Yemek sonrası Turasan Şarap Fabrikası’na gidiyoruz. 2 dakikalık bir fabrika turu sonrasında küçük kadehlerde bize şarap ikram ediliyor. Doğrusu hiçbirimiz beğenmedik tattığımız şarapları. Ama yine de 4'er şişe aldık.
Buradan eski Asmalı Konak’a gidiyoruz. Burası eskiden bir Rum eviymiş. Şu an müze gibi. Şimdi dizide kullanılan konağa model olmuş. Oldukça eski.

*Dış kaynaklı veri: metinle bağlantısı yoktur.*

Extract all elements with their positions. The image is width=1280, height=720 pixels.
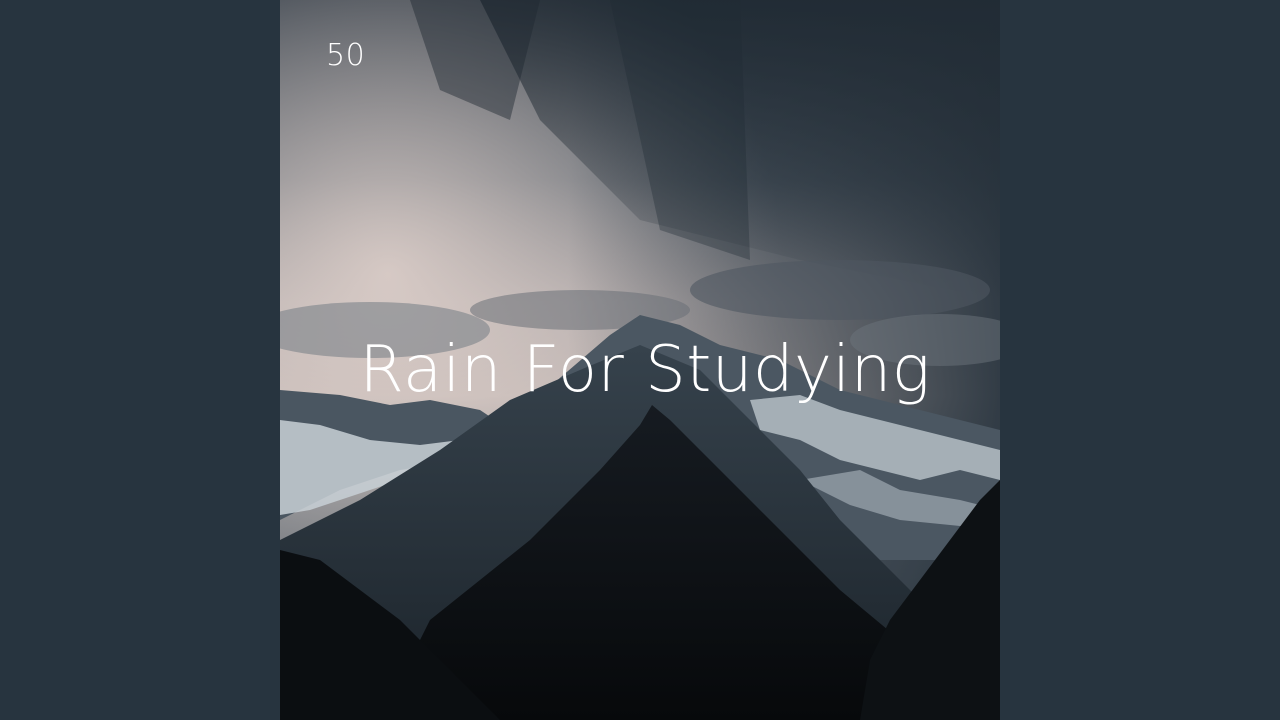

Burada Bülent çay ısmarladı. Ardından eski asmalı konağa gittik; ancak çok kalabalık olduğu için biz girmeye cesaret edemedik. Dışarıdan görüntüsü ile idare ettik. O civardaki kaya evlerinin resmini çektik.
Anne, baba, çocuk peribacasını sadece otobüsle yanından geçerken gördük ve otele giriş yaptığımızda saat 17:00 –17:30 civarıydı.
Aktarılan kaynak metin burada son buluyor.